Further alarms on scientific falsification are happening across the globe in various studies, such as in Global Warming. For example, Michael Mann is infamous for his misleading “Hockey Stick Graph” falsely showing temperatures spiking for the first time in history. Moreover, falsified science is found everywhere—more typically with popular topics. Overall, there has been a—Tenfold increase in scientific research papers retracted for fraud. Finally, wherever we find fame, money, or power, we should keep an eye out for suspect scientific research. And certainly, in such a politically and culturally important field as evolutionary biology, with its vast use as a foundation for all modern, public undertakings, we must especially be on the lookout for fraud—such as the many faked “Missing Links” between ape and man, like Piltdown Man, Nebraska Man, Peking Man, etc… (list of evolutionary frauds).

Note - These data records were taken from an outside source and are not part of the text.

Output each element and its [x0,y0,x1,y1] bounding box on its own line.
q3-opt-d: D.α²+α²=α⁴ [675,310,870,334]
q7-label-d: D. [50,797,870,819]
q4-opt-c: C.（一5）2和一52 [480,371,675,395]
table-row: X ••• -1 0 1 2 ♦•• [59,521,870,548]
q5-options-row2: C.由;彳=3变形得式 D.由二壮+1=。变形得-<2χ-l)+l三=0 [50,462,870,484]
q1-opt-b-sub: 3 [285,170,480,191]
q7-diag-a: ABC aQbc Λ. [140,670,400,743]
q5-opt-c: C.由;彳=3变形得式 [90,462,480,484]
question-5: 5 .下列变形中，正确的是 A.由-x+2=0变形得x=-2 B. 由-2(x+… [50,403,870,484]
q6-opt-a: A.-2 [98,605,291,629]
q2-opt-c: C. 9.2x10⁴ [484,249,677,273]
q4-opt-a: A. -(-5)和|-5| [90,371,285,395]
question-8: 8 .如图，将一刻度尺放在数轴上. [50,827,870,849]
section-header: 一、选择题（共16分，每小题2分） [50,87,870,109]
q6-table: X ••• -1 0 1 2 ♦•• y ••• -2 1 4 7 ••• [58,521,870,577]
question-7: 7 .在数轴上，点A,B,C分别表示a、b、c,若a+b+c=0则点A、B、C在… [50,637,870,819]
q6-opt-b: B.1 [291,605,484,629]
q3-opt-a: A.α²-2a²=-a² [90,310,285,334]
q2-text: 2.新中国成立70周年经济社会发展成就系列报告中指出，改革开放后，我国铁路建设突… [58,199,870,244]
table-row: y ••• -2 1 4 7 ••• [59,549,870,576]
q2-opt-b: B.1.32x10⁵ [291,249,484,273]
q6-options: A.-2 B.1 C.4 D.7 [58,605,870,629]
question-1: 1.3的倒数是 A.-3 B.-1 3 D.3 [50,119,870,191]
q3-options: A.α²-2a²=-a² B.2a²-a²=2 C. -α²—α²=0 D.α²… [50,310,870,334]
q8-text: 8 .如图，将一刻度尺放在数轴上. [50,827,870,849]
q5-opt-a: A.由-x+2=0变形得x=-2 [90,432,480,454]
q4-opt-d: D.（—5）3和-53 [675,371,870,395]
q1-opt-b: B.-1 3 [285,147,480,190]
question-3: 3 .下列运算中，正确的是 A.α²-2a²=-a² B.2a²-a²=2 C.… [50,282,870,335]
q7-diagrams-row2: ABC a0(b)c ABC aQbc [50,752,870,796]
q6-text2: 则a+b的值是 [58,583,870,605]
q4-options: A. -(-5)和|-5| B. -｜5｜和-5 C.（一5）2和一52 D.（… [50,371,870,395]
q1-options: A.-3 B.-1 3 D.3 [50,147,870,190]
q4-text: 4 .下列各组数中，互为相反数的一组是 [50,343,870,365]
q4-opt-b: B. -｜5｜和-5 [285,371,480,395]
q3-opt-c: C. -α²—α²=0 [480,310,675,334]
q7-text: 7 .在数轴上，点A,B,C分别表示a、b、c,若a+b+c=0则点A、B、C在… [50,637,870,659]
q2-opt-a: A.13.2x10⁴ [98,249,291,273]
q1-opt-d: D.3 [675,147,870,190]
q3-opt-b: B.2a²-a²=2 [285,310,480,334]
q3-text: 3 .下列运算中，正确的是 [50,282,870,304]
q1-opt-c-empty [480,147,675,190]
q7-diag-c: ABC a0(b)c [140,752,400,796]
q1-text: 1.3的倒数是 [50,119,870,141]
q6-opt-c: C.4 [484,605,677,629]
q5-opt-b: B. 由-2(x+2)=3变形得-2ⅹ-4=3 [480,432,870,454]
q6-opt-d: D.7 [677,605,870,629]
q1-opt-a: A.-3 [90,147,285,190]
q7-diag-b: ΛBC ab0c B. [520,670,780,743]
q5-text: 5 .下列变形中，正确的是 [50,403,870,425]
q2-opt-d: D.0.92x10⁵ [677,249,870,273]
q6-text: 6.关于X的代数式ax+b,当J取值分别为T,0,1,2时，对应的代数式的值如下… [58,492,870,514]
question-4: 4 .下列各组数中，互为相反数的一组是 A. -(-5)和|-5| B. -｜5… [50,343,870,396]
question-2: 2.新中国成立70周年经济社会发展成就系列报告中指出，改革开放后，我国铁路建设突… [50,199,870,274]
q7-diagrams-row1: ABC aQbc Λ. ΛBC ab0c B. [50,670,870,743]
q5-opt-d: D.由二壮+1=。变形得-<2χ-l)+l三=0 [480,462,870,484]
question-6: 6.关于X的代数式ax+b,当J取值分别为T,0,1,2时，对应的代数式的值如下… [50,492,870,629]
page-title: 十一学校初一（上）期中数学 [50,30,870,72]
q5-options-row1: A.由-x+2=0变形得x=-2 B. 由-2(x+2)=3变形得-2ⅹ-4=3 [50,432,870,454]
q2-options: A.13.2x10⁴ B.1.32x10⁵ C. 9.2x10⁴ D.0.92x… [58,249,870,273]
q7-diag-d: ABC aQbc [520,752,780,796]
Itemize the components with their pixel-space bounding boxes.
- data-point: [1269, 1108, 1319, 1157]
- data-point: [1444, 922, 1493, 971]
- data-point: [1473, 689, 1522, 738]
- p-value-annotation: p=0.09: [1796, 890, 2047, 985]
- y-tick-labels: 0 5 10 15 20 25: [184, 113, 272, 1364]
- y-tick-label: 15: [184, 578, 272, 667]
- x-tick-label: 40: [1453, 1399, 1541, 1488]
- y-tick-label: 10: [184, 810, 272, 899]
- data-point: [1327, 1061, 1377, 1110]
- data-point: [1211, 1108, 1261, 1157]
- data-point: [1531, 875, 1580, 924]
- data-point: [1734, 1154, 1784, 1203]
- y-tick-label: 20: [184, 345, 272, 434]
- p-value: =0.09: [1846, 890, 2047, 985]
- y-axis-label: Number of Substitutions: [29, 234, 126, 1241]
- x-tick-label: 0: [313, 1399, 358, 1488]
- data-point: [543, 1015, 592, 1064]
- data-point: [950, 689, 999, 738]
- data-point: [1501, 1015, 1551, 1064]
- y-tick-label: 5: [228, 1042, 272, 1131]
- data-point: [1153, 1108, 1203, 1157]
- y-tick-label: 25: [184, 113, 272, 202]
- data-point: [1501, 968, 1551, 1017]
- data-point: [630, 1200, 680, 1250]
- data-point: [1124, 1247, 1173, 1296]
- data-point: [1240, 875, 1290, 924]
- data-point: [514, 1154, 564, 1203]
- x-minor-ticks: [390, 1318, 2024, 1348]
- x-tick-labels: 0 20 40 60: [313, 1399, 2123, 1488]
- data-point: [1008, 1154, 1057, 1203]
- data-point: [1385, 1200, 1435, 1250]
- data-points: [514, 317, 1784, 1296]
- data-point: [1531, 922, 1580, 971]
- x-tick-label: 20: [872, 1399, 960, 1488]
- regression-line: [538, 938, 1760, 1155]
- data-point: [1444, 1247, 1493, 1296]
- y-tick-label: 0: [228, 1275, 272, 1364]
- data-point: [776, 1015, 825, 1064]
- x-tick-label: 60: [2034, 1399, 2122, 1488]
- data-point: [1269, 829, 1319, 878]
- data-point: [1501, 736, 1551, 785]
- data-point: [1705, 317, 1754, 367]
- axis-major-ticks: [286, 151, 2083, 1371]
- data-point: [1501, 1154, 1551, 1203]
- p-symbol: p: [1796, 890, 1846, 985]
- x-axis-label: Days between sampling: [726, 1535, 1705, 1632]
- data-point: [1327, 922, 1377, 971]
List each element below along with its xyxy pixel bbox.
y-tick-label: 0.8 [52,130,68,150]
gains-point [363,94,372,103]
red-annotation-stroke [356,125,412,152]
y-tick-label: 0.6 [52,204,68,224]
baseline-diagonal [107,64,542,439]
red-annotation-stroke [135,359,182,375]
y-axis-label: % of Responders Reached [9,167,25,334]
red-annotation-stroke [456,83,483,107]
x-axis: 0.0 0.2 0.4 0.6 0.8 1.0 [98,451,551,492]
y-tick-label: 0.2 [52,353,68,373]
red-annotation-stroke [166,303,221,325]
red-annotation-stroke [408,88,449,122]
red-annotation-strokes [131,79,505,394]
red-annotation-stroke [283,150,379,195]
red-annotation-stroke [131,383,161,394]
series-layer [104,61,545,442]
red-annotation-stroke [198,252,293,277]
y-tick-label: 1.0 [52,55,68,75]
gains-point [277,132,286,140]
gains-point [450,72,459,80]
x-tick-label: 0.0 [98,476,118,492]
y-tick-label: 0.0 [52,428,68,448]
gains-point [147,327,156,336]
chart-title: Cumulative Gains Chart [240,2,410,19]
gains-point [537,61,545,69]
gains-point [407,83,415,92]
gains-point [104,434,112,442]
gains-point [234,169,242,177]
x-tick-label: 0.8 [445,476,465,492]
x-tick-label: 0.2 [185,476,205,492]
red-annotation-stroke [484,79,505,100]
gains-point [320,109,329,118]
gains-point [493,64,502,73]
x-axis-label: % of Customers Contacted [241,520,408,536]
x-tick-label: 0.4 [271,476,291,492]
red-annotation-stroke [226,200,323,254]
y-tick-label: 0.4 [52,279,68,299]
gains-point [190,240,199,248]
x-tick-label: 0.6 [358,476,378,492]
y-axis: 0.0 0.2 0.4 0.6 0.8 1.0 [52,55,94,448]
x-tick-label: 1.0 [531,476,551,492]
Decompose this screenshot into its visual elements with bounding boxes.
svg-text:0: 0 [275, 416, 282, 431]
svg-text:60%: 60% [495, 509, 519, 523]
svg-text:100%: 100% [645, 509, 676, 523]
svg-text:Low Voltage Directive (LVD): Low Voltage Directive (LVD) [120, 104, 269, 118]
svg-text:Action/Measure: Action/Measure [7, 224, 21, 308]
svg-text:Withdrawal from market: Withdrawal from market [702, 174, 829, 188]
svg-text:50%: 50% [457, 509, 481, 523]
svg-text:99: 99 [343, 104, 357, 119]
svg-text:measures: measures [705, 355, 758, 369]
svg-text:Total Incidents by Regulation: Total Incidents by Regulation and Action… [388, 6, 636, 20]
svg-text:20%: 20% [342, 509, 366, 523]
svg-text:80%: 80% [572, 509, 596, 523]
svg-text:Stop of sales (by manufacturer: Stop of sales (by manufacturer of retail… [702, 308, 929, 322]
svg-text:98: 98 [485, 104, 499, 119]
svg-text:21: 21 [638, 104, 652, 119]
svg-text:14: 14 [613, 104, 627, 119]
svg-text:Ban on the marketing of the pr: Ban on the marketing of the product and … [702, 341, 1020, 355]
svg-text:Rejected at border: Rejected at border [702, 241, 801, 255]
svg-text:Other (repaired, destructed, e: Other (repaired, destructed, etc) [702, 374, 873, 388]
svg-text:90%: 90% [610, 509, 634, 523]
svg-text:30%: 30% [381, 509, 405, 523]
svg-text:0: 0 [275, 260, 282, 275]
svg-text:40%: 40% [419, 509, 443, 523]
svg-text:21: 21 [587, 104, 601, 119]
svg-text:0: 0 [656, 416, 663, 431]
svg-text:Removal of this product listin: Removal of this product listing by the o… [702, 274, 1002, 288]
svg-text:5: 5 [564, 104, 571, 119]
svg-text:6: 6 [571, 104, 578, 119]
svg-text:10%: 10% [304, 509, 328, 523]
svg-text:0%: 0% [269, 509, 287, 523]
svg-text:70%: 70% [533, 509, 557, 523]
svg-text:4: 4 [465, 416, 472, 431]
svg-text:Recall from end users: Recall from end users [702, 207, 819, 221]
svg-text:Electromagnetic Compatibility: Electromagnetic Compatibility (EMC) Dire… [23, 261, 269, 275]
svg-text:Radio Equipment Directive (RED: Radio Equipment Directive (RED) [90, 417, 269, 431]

So what can be done to improve scientific rectitude and create a more open, and scientific culture? We must acknowledge that “Science” is only the Scientific Method and no one needs special permission to criticize established theories or offer new ones. That is the only way Science itself can evolve. So we must encourage a humble regard for the truth and a measured response to those who challenge even highly regarded scientific “facts”—since today’s facts are often tomorrow’s misinformation—as described in Half the Facts You Know Are Probably Wrong. Overall, a sense of modesty towards dissent should be highly encouraged in the sciences instead of fury when one’s icons are pulled down. One writer suggests the following as an antidote to scientific close-minded arrogance:
I focus on the virtue of “intellectual humility” and ask what relevance it has for the pursuit of scientific knowledge. I argue that intellectually humble scientists have a stronger likelihood of winning knowledge and other intellectual goods than those lacking this virtue.
After all, some of today’s “heretics” will evolve into tomorrow’s visionary geniuses.